La Procura di Milano ha impugnato in Cassazione la recente sentenza del Riesame che ha disposto la revoca degli arresti domiciliari di Manfredi Catella, amministratore delegato di Coima e figura centrale nell’ampia indagine che coinvolge dinamiche urbanistiche complesse.
Il ricorso, presentato dai pubblici ministeri Carlo Petruzzella, Laura Filippini e Roberto Clerici, coordinati dall’aggiunta diretta di Tiziana Sicilano, contesta la decisione del Riesame, ritenendola palesemente carente di logica e fondata su una valutazione insufficiente di elementi probatori cruciali.
L’atto di impugnazione non si limita a contestare la mera interpretazione delle prove, ma solleva un interrogativo di portata ben più ampia: la natura stessa delle dinamiche che hanno permeato la Commissione paesaggio.
I pm argomentano che l’indagine non debba essere circoscritta a presunte singole irregolarità o conflitti d’interesse isolati, bensì debba essere inquadrata all’interno di un quadro più ampio, caratterizzato da una consolidata e strutturata corruzione, non solo di natura pecuniaria ma anche ambientale, ovvero una collusione occulta che ha compromesso l’integrità del processo decisionale.
Questa “corruzione ambientale” – un termine chiave nell’atto di appello – descrive un sistema in cui pressioni indebite, favoritismi e un tacito accordo tra attori diversi (pubblici e privati) hanno distorto le regole del gioco, permettendo l’approvazione di progetti urbanistici che altrimenti sarebbero stati respinti.
I pubblici ministeri sottolineano come tale sistema abbia generato un clima di opacità e illegalità, in cui la corruzione si sia radicata profondamente, alimentando un ciclo vizioso di abusi e ingiustizie.
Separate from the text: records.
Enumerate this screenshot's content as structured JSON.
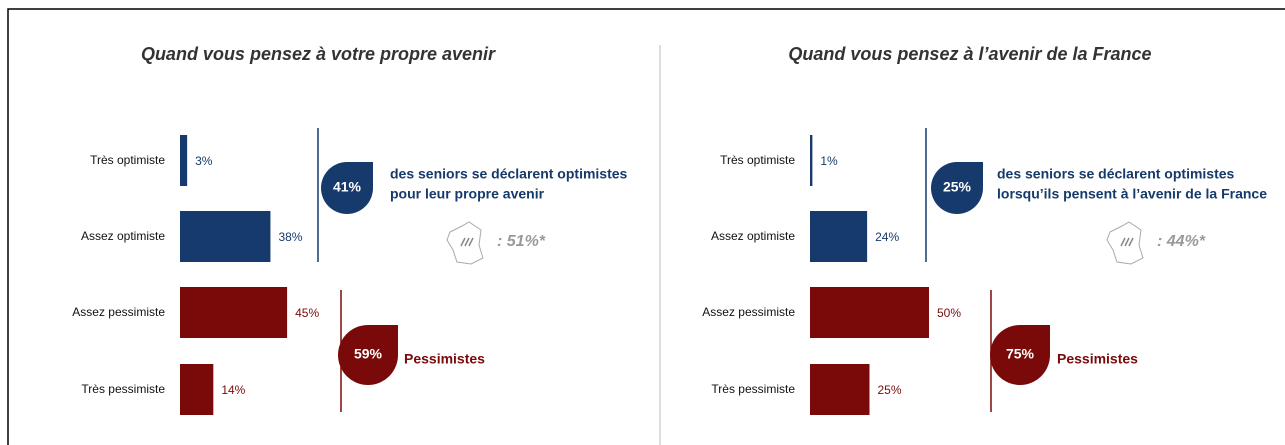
{
  "chart_data": [
    {
      "type": "bar",
      "title": "Quand vous pensez à votre propre avenir",
      "categories": [
        "Très optimiste",
        "Assez optimiste",
        "Assez pessimiste",
        "Très pessimiste"
      ],
      "values": [
        3,
        38,
        45,
        14
      ],
      "value_labels": [
        "3%",
        "38%",
        "45%",
        "14%"
      ],
      "colors": [
        "#163a6b",
        "#163a6b",
        "#7a0a0a",
        "#7a0a0a"
      ],
      "summaries": [
        {
          "value": 41,
          "label": "41%",
          "text": [
            "des seniors se déclarent optimistes",
            "pour leur propre avenir"
          ],
          "color": "#163a6b"
        },
        {
          "value": 59,
          "label": "59%",
          "text": [
            "Pessimistes"
          ],
          "color": "#7a0a0a"
        }
      ],
      "france": {
        "value": 51,
        "label": ": 51%*"
      }
    },
    {
      "type": "bar",
      "title": "Quand vous pensez à l’avenir de la France",
      "categories": [
        "Très optimiste",
        "Assez optimiste",
        "Assez pessimiste",
        "Très pessimiste"
      ],
      "values": [
        1,
        24,
        50,
        25
      ],
      "value_labels": [
        "1%",
        "24%",
        "50%",
        "25%"
      ],
      "colors": [
        "#163a6b",
        "#163a6b",
        "#7a0a0a",
        "#7a0a0a"
      ],
      "summaries": [
        {
          "value": 25,
          "label": "25%",
          "text": [
            "des seniors se déclarent optimistes",
            "lorsqu’ils pensent à l’avenir de la France"
          ],
          "color": "#163a6b"
        },
        {
          "value": 75,
          "label": "75%",
          "text": [
            "Pessimistes"
          ],
          "color": "#7a0a0a"
        }
      ],
      "france": {
        "value": 44,
        "label": ": 44%*"
      }
    }
  ]
}
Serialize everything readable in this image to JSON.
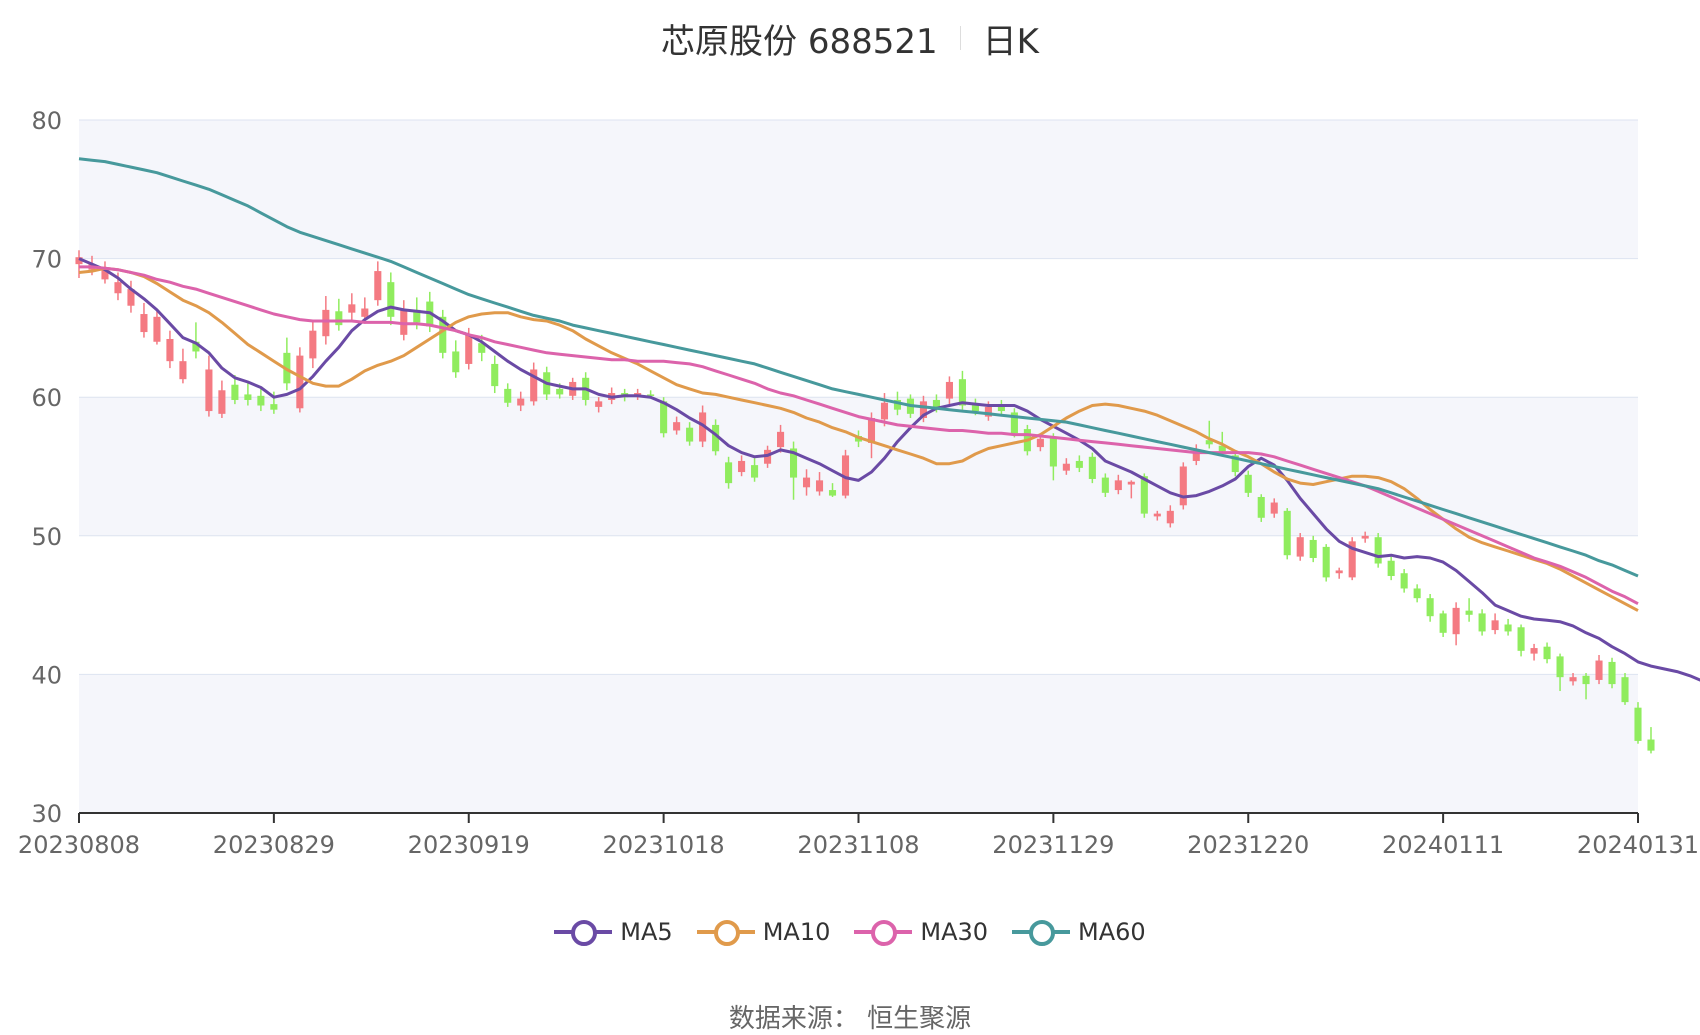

Il ricorso alla Cassazione mira quindi a restituire centralità all’analisi di questo contesto sistemico, ritenendo che la valutazione limitata operata dal Riesame abbia trascurato elementi essenziali per comprendere la gravità delle accuse mosse a Catella e agli altri indagati.
La Procura mira a ottenere dalla Suprema Corte una revisione della decisione, che tenga conto della complessità delle dinamiche di potere e della potenziale pervasività della corruzione all’interno della Commissione paesaggio, al fine di garantire una piena accertamento della verità processuale e una tutela efficace dell’interesse pubblico.
Il caso, oltre ad avere implicazioni dirette sulle persone coinvolte, solleva interrogativi fondamentali sulla trasparenza e l’imparzialità dei processi decisionali in materia di pianificazione urbanistica.